Perhaps more importantly, these data can be used to inform ex vivo CTL response or CD8+ tetramer assays using cells from cattle expressing these BoLA molecules. For example, Svitek et al. (2014) recently used tetramer assays to identified a T. parva epitope (Tp587–95) that binds to two BoLA molecules (BoLA-1*02301 and BoLA-T5). The role of cattle CD8+ T cell responses to FMDV infection or vaccination remains controversial, and a limited number of studies have evaluated class I-restricted CD8+ T cell responses following FMDV infection or vaccination (Childerstone et al. 1999; Guzman et al. 2010; Guzman et al. 2008; Patch et al. 2013; Patch et al. 2011).
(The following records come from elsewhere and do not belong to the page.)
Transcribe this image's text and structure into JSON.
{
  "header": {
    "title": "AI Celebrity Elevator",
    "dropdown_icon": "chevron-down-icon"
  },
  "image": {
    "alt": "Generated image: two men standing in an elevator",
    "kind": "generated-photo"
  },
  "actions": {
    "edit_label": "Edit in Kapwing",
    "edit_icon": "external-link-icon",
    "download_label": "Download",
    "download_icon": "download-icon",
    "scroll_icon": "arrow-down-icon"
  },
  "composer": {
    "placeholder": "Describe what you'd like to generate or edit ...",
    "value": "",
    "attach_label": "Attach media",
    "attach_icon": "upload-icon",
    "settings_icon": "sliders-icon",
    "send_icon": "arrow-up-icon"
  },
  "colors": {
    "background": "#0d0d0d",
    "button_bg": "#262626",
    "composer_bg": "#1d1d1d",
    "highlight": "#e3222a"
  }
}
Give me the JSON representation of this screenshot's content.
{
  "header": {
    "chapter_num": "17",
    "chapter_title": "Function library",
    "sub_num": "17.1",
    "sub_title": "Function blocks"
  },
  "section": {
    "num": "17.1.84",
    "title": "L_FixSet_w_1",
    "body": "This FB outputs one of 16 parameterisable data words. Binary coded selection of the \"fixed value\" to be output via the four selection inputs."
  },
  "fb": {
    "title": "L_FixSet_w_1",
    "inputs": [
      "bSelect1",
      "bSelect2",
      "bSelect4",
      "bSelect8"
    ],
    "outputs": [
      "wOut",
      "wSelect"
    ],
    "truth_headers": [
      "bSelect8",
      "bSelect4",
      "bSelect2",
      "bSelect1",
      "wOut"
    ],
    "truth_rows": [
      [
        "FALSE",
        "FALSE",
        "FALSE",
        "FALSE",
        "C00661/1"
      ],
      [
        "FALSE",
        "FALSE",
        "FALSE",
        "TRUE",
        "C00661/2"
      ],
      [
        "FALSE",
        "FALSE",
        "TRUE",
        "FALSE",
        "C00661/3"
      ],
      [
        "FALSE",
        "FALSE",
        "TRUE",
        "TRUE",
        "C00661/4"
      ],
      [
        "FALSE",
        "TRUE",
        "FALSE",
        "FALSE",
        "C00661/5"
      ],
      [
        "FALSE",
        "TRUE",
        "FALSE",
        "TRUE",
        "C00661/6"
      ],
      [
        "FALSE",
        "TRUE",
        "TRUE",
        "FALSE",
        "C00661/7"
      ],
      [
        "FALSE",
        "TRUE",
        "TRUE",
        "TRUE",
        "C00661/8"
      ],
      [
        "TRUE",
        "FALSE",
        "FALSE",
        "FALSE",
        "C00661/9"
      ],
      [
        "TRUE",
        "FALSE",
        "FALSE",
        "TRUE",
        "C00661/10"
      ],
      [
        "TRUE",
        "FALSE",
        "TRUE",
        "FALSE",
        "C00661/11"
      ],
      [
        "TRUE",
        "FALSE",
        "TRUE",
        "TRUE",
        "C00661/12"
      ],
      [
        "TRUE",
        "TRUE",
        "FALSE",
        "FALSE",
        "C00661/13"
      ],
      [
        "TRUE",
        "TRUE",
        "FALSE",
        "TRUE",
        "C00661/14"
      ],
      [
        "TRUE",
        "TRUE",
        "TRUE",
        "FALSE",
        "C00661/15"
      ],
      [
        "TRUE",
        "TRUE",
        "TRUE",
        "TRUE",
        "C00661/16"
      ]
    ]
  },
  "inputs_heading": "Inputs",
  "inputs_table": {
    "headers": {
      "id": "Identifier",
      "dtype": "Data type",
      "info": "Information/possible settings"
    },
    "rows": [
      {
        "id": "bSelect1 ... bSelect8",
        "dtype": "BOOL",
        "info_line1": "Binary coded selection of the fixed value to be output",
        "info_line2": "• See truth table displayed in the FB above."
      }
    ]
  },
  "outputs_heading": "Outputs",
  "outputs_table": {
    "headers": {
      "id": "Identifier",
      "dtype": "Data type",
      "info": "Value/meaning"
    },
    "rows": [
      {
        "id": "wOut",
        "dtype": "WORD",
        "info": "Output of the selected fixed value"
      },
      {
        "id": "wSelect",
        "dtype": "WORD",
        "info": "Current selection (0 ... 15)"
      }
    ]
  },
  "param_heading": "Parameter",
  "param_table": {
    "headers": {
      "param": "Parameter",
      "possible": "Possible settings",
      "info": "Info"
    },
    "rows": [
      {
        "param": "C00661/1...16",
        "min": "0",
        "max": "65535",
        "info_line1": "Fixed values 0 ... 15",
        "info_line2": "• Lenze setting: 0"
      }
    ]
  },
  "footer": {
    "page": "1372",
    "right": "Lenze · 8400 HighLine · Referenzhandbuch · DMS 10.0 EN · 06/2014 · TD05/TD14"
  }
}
An important next step is to test whether the peptides identified in this study are MHC-I epitopes in cattle expressing the BoLA molecules evaluated in this study. For example, the CD8+ response to peptides identified in this study could be evaluated among cattle vaccinated with the AD5-FMDV vaccine expressing A24 P1 capsid proteins.

Thus far, it appears that leucine, phenylalanine, isoleucine, and methionine are important anchor residues in P9 of the BoLA class I binding motif. Position 2 is more variable, with glutamic acid, glutamine, leucine, arginine, threonine, and serine being the most commonly favored amino acids in this anchor position. In one specific cluster, tryptophan was identified as a strong anchor residue in P9. In another cluster, lysine and arginine were identified as favored anchor residues in P9. Some motif predictions have been validated in animals. For example, the CD8+ T cell antigen Tp2 and epitope 49KSSHGMGKVGK59 from the Muguga strain of T. parva matched the binding specificity for BoLA-2*01201 predicted by the algorithms (Nene et al. 2012). In contrast, MHC cluster did not capture the P5 anchor of the BoLA-6*01301 molecule previously identified to bind an immunogenic peptide (Macdonald et al. 2010). This is not surprising as the P5 anchor appears to be relatively rare, and these rare events are less well recognized by the predictor tool. We also find it worth noting that peptides without the P5 anchor appear to have strong binding affinities for BoLA-6*01301 and BoLA-6*01302, and these peptides are immunogenic (Hansen et al. 2014; Svitek et al. 2015).

The functional relationship between all known BoLA molecules was predicted using the MHCcluster algorithm. The characterization of the BoLA binding specificities may also make it possible to cluster molecules that share largely overlapping peptide binding specificities (i.e., BoLA supertypes) (Lund et al. 2004; Sidney et al. 2008). A MHC cluster tree generated following inclusion of our data shows there are currently two clusters lacking binding data; representative molecules from each of these clusters are highlighted in blue (Fig. 3). The predictions of the NetMHCpan v2.9 and MHCcluster algorithms can be improved by characterizing the binding specificity of additional BoLA molecules, perhaps by first addressing regions of the tree currently lacking coverage.

In conclusion, we have translated technologies that have been applied to the study of human T cell responses to the study of cattle immunity. These technologies include bioinformatics, peptide synthesis, and proteomics. Using FMDV or other important pathogens, extending this research should advance our understanding of how viral antigens are recognized by the bovine immune system and contribute to improved vaccine development against bovine pathogens.